Etat des lieux des connaissances actuelles sur les sels de nicotine.
Sels de nicotine : qu'est-ce que c'est ?
La nicotine utilisée dans les e-liquides est une forme de nicotine purifiée.
Elle est aussi appelée nicotine-base.
Cette nicotine a subi plusieurs traitements :
traitement chimique pour être extraite des plants de tabac puis épuration.
«On laisse agir de la soude (une base) sur les feuilles de tabac pour obtenir de la nicotine-base» explique Jacques le Houezec,
scientifique et tabacologue spécialiste de la nicotine.
«Cette nicotine qui est utilisée pour les-e-liquides et les substituts nicotiniques a un PH autour de 8» précise-t-il.

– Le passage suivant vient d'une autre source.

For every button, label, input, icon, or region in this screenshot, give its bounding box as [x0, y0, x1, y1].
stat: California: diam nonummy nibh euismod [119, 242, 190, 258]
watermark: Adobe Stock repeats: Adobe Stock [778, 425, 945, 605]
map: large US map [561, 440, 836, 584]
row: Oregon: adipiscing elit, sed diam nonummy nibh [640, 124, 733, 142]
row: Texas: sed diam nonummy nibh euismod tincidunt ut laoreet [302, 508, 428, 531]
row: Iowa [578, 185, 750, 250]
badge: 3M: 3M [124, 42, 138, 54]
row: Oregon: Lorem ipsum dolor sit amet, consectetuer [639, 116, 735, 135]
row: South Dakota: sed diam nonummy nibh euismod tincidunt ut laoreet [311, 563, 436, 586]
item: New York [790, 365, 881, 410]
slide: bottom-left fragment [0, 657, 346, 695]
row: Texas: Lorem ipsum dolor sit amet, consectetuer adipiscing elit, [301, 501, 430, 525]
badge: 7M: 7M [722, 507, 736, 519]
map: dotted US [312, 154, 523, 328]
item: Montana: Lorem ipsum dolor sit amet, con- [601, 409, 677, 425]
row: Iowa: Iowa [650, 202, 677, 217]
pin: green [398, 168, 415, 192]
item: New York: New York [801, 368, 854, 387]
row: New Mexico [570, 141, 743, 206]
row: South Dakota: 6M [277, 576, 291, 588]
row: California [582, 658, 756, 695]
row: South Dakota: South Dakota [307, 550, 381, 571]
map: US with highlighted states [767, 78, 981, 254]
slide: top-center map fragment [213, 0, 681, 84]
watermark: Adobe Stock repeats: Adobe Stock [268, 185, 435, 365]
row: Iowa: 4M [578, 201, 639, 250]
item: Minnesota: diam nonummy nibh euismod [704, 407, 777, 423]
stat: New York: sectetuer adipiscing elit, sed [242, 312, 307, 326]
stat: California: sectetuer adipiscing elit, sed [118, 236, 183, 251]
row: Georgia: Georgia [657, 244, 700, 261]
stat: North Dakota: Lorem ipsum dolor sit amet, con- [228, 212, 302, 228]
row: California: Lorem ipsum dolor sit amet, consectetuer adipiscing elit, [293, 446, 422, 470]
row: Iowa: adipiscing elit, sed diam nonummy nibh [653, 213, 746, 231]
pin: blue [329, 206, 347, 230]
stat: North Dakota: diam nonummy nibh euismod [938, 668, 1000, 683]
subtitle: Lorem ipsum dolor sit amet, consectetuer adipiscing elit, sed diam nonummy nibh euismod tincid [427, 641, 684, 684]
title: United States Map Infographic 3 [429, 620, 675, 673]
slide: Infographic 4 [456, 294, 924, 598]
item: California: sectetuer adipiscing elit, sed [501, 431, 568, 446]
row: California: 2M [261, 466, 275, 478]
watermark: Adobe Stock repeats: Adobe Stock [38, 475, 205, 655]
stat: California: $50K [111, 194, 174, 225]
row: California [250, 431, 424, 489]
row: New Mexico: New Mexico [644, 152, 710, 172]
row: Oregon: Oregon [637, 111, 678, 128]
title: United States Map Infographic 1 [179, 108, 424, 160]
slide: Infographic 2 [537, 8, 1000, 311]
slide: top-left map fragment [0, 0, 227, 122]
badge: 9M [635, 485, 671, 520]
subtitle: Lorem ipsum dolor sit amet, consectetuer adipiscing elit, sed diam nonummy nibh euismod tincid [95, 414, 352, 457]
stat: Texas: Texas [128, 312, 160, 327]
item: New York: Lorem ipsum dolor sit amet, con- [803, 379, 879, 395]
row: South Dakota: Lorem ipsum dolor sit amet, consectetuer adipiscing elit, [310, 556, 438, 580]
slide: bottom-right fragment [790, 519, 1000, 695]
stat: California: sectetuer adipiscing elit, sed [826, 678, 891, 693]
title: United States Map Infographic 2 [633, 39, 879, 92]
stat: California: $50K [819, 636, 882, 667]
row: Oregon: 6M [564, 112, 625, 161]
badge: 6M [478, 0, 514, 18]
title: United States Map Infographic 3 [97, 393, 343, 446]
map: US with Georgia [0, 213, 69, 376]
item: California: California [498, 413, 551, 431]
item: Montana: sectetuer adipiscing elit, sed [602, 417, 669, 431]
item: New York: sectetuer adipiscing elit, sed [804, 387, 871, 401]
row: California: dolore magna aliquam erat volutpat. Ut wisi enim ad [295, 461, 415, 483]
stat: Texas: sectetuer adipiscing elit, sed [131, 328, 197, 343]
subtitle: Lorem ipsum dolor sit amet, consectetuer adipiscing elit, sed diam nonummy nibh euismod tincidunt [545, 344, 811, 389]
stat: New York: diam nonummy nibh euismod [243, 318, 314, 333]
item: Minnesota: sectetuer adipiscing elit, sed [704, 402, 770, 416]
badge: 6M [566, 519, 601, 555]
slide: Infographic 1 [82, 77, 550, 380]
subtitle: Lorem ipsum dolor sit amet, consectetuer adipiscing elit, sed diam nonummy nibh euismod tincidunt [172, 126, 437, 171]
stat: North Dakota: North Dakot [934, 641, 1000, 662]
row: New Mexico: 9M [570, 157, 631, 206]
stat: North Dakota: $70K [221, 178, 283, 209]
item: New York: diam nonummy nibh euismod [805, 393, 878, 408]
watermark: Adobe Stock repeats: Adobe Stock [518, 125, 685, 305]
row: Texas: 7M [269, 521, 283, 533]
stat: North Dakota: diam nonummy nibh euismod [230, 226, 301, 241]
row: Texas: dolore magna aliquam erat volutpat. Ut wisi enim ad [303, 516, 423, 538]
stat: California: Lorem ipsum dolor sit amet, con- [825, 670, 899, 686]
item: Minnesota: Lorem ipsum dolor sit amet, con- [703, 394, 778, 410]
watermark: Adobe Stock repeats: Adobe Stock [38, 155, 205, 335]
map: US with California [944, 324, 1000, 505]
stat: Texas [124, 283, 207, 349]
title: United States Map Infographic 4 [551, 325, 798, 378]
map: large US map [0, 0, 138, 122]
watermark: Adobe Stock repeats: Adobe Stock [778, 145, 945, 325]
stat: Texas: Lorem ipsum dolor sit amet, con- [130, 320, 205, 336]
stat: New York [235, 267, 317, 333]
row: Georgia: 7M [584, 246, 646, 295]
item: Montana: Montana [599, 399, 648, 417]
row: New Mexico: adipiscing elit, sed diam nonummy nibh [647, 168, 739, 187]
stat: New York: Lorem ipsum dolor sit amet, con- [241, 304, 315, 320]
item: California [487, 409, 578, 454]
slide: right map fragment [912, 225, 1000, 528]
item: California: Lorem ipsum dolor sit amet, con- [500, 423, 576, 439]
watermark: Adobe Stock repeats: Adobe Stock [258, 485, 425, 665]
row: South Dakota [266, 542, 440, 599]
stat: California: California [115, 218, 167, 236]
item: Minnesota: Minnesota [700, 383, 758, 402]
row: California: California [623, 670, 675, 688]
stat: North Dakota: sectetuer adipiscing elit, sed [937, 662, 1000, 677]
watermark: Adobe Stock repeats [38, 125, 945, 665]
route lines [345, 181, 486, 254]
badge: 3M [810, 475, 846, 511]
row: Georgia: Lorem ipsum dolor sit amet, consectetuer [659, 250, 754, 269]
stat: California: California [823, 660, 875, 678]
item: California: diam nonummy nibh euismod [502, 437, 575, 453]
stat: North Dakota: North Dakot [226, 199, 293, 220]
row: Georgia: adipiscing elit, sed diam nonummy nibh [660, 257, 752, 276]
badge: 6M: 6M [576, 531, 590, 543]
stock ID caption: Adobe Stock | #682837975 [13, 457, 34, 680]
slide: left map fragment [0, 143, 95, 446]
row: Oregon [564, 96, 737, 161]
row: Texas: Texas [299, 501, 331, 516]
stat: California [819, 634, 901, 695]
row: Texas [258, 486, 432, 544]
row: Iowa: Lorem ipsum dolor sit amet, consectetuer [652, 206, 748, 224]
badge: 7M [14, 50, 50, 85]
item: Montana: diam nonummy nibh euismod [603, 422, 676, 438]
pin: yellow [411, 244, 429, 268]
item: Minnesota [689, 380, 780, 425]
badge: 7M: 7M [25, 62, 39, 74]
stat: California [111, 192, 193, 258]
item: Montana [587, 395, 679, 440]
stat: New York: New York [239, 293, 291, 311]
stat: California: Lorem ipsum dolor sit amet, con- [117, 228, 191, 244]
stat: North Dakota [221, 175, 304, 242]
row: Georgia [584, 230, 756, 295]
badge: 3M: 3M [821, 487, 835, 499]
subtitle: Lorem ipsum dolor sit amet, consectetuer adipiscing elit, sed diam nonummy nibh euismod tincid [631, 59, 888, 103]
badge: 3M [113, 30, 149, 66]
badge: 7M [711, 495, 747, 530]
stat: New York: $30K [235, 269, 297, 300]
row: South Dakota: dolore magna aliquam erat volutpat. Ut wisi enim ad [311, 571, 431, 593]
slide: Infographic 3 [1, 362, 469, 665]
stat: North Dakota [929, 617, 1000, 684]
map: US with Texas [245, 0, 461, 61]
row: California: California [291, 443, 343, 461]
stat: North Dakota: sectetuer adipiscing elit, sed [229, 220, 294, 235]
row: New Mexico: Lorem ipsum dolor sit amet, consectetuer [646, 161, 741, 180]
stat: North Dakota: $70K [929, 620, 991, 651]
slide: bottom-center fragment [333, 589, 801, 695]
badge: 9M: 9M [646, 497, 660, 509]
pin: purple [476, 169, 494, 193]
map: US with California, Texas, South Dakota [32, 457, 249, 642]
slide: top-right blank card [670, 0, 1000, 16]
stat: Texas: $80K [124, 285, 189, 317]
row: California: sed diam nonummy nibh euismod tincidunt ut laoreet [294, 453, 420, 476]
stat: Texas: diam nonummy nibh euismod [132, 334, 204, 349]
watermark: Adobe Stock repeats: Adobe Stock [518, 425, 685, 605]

Les sels de nicotine, eux, sont la forme de nicotine la plus proche de la nicotine naturelle.
«On utilise une base, la nicotine-base (celle décrite ci-dessus) à laquelle on ajoute un acide, pour sortir les sels de nicotine »
informe J. le Houezec. Cela retransforme la base en une solution plus acide.
Les sels de nicotine ont un PH de 5-6, comparable à celui de la nicotine que l’on trouve dans la fumée de cigarettes blondes.
Divers acides sont utilisés pour créer une réaction chimique avec la nicotine-base dont l’acide benzoïque.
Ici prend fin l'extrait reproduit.